Only illogical values ​​(e.g., negative balance) are removed.

In [None]:

# --- OUTLIERS ---
# Winsorization at 1% and 99%
num_cols = df.select_dtypes(include=['int64','float64']).columns
for col in num_cols:
    Q1 = df[col].quantile(0.25)
    Q3 = df[col].quantile(0.75)
    IQR = Q3 - Q1
    lower = Q1 - 1.5 * IQR
    upper = Q3 + 1.5 * IQR

    outliers = df[(df[col] < lower) | (df[col] > upper)]
    print(f"{col}: {len(outliers)} outliers")

CLIENTNUM: 0 outliers
Customer_Age: 2 outliers
Dependent_count: 0 outliers
Months_on_book: 386 outliers
Total_Relationship_Count: 0 outliers
Months_Inactive_12_mon: 331 outliers
Contacts_Count_12_mon: 629 outliers
Credit_Limit: 984 outliers
Total_Revolving_Bal: 0 outliers
Avg_Open_To_Buy: 963 outliers
Total_Amt_Chng_Q4_Q1: 396 outliers
Total_Trans_Amt: 896 outliers
Total_Trans_Ct: 2 outliers
Total_Ct_Chng_Q4_Q1: 394 outliers
Avg_Utilization_Ratio: 0 outliers
NB_Attr1: 1691 outliers
NB_Attr2: 1688 outliers


### 2.5. Working with Categorical Features

Categorical variables:

- Gender
- Education Level
- Income Category
- Marital Status
- Card Category
- Attrition_Flag

Encoding strategies:
- Label Encoding — for binary categories (Male/Female, Attrited/Existing)
- One-Hot Encoding — for multi-valued categories
- Ordinal Encoding — if there is a logical order (probably it's not correct to use for Education_Level & Income Category due to Unknown values)

In [10]:
# ----- ENCODING -----
# Binary encoding
df['Attrition_Flag'] = df['Attrition_Flag'].map({'Attrited Customer': 1,
                                                 'Existing Customer': 0})
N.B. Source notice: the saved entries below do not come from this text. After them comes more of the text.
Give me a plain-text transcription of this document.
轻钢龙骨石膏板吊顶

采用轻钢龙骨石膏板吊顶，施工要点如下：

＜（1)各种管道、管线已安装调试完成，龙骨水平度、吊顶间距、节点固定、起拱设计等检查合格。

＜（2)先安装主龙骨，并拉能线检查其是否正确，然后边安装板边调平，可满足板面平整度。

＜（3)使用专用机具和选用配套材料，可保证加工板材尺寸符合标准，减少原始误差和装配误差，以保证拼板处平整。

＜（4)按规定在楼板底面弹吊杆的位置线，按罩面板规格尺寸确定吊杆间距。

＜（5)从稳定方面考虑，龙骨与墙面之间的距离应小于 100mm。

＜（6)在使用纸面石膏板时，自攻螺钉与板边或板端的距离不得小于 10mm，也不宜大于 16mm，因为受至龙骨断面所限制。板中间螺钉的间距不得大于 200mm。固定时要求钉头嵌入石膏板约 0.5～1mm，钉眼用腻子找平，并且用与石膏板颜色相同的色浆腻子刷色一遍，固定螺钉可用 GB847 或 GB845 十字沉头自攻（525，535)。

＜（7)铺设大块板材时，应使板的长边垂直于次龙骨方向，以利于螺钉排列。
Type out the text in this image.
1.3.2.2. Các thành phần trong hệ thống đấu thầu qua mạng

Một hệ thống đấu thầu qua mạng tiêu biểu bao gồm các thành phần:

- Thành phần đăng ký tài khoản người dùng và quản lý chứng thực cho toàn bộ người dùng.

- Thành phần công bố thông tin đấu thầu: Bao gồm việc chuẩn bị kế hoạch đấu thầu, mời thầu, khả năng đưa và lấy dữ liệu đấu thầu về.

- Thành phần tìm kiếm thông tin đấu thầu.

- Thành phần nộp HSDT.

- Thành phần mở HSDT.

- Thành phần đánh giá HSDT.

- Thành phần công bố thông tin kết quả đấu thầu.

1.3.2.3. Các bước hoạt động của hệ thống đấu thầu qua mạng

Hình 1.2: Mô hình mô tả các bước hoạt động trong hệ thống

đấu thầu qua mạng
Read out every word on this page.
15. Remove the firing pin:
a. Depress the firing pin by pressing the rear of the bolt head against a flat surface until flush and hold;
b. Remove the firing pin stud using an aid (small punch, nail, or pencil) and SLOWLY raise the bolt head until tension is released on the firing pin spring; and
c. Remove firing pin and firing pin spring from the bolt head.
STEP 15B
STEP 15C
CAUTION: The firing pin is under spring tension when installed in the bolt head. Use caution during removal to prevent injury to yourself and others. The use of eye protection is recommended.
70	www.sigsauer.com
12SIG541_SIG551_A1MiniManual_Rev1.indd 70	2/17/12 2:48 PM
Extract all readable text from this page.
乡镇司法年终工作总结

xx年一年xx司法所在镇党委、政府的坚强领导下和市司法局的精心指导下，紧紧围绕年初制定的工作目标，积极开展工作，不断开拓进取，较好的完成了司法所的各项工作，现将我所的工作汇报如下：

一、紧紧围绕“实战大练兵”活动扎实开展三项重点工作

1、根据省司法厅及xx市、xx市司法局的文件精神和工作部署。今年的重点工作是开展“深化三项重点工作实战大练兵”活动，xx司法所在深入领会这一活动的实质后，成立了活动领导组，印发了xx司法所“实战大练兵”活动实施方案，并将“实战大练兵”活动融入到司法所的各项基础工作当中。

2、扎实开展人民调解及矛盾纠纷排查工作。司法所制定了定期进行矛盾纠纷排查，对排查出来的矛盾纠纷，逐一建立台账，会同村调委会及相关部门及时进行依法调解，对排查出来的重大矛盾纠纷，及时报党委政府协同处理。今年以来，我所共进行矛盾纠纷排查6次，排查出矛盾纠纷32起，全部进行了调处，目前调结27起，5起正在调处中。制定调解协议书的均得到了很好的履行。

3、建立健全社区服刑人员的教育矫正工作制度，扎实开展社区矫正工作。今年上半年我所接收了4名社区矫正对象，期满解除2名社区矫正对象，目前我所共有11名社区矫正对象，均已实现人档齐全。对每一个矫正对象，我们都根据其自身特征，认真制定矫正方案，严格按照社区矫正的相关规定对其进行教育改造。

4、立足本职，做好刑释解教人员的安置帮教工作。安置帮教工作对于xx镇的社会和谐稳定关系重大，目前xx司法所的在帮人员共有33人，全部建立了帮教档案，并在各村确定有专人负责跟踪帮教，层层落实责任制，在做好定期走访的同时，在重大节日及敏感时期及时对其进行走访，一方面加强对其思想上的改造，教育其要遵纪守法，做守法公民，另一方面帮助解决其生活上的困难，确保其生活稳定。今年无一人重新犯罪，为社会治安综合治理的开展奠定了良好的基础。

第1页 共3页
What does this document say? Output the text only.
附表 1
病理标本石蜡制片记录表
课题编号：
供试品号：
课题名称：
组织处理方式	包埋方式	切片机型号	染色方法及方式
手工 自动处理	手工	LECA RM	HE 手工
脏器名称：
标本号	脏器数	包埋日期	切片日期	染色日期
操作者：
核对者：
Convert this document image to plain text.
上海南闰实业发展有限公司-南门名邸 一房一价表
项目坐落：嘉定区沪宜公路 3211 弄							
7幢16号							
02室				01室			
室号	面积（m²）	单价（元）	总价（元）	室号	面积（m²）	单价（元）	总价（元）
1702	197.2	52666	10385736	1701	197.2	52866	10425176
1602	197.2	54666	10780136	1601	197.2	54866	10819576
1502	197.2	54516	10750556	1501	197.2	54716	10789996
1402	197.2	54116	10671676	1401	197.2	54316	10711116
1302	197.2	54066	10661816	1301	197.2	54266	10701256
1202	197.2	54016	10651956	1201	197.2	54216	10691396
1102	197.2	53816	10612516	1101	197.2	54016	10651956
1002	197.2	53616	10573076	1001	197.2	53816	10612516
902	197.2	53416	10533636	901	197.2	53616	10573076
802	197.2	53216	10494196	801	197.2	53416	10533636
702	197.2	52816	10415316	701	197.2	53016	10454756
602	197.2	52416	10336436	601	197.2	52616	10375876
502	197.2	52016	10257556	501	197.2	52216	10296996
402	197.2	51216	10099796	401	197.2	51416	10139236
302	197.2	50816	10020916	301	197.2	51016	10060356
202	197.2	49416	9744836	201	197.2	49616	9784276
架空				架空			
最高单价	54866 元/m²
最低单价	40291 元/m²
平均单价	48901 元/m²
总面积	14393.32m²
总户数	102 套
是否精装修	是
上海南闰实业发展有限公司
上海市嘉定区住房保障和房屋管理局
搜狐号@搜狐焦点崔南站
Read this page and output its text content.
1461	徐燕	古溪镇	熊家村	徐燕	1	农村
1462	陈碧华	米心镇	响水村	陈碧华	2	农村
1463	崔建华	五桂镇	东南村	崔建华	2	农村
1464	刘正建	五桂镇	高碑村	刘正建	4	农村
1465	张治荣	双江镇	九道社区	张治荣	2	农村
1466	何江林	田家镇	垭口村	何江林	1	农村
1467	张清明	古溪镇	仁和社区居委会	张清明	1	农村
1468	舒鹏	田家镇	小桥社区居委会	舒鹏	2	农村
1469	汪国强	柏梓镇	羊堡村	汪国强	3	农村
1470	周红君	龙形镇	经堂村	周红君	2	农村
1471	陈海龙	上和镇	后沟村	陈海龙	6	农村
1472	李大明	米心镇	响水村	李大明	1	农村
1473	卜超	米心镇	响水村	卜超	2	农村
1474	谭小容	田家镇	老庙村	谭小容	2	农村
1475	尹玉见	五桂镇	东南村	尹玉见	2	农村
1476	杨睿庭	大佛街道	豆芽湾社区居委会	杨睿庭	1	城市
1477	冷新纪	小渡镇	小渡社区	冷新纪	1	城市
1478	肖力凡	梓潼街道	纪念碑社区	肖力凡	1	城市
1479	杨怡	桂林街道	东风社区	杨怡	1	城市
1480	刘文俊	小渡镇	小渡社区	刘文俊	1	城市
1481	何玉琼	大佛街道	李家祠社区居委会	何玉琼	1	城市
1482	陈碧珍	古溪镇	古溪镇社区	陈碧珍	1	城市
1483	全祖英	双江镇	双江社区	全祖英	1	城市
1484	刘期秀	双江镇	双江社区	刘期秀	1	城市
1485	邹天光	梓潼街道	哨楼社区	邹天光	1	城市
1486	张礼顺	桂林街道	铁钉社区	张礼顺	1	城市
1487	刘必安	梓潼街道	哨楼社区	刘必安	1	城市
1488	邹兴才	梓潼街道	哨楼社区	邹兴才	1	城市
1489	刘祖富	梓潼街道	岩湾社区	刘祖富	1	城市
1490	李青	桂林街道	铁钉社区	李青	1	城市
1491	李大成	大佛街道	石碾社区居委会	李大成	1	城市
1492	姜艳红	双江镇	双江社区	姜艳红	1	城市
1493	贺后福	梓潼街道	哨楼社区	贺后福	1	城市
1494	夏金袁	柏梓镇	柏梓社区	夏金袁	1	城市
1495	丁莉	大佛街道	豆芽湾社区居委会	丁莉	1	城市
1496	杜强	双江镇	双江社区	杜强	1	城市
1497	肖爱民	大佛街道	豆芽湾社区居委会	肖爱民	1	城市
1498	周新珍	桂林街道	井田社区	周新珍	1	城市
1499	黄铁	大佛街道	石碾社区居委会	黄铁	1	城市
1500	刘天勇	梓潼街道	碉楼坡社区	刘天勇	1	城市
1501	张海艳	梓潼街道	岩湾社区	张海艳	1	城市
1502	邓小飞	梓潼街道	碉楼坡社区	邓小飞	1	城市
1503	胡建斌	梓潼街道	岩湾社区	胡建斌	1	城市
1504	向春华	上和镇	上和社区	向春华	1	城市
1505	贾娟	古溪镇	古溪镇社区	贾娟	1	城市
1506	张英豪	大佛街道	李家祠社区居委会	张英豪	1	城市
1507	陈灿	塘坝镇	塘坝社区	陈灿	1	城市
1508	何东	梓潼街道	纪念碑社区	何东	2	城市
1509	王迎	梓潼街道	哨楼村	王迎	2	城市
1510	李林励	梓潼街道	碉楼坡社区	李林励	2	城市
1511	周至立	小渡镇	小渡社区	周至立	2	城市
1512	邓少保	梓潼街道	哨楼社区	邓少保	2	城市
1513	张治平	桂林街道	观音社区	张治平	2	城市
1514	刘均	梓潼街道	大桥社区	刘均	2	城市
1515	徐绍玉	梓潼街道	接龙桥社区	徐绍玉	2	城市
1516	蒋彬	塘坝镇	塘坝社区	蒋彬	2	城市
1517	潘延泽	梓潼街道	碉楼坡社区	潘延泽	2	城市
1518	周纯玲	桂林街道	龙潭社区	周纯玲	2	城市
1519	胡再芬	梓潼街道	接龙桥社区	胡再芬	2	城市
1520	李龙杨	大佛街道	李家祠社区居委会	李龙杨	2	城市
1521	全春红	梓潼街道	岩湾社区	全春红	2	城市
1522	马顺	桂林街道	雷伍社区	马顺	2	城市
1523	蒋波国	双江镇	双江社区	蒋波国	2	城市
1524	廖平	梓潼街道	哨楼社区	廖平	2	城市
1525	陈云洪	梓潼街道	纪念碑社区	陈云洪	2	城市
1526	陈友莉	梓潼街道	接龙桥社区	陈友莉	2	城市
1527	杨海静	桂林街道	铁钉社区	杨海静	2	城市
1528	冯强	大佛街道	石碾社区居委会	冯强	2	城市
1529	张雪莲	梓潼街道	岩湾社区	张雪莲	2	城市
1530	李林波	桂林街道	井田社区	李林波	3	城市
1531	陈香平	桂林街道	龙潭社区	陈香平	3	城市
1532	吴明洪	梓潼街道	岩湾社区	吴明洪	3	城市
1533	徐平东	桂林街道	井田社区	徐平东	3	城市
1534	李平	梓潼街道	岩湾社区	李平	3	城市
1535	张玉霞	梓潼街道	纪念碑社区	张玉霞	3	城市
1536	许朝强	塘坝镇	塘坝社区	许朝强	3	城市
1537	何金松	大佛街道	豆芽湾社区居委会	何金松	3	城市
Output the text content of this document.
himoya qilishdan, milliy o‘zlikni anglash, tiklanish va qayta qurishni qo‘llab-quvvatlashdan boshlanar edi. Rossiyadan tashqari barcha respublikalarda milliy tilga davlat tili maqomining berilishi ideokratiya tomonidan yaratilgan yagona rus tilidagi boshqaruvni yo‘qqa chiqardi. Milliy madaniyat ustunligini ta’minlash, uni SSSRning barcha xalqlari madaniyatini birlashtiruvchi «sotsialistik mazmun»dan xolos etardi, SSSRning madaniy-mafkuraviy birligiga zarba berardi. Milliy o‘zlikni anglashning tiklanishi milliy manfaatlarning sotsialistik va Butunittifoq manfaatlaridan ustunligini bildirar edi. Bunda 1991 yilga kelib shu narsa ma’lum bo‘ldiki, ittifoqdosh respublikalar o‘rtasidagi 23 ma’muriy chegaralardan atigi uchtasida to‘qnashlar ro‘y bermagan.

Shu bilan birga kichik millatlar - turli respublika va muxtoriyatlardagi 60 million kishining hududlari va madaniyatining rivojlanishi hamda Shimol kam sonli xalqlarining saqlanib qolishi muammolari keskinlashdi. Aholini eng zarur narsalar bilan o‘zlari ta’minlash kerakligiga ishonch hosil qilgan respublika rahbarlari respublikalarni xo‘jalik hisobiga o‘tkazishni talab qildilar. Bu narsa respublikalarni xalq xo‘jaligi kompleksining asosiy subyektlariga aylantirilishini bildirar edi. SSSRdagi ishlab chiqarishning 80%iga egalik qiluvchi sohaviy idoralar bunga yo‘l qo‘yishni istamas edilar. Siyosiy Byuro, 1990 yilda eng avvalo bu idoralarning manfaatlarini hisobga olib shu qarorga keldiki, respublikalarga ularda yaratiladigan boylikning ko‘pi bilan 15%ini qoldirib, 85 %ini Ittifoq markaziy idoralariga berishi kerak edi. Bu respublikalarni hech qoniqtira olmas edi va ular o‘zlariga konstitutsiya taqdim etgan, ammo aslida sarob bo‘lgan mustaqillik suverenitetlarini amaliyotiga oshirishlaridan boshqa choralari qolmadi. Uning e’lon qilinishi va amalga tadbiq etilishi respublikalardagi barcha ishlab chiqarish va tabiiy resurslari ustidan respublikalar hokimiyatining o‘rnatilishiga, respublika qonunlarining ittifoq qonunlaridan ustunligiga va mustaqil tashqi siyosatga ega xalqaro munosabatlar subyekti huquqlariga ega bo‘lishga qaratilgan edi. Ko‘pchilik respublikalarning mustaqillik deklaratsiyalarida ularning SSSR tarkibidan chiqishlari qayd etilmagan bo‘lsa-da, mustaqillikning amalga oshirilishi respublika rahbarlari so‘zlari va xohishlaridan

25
df['Gender'] = df['Gender'].map({'F':1, 'M':0})

# One-hot encoding 
df = pd.get_dummies(df, columns=[#'Education_Level','Income_Category',
                                 'Marital_Status','Card_Category'], drop_first=True)

# Ordinal Encoding
education_order = [
    'Unknown',
    'Uneducated',
    'High School',
    'College',
    'Graduate',
    'Post-Graduate',
    'Doctorate'
]
income_order = [
    'Unknown',
    'Less than $40K',
    '$40K - $60K',
    '$60K - $80K',
    '$80K - $120K',
    '$120K +'
]

from sklearn.preprocessing import OrdinalEncoder

ord_encoder = OrdinalEncoder(categories=[education_order, income_order])

df[['Education_Level', 'Income_Category']] = ord_encoder.fit_transform(
    df[['Education_Level', 'Income_Category']]
)

### 2.6. Feature Engineering

New features:
- Total_Interaction = Contacts_Count_12_mon + Months_Inactive_12_mon
- Spending_Ratio = Total_Trans_Amt / Credit_Limit
- Transaction_Frequency = Total_Trans_Ct / Months_on_book

These features increase the analytical value of the data & help better explain churn.

In [11]:
# ----- FEATURE ENGINEERING -----
df['Total_Interaction'] = df['Contacts_Count_12_mon'] + df['Months_Inactive_12_mon']
df['Spending_Ratio'] = df['Total_Trans_Amt'] / (df['Credit_Limit'] + 1)
df['Transaction_Frequency'] = df['Total_Trans_Ct'] / (df['Months_on_book'] + 1)

# Final shape
print("Final dataset shape:", df.shape)

df.to_csv("cleaned_credit_card_users.csv", index=False)

Final dataset shape: (10127, 30)


In [12]:
df.to_csv("cleaned_data.csv", index=False)

### 2.7. Final Dataset

After cleaning and transformation, the resulting dataset is structured and suitable for further analysis (EDA).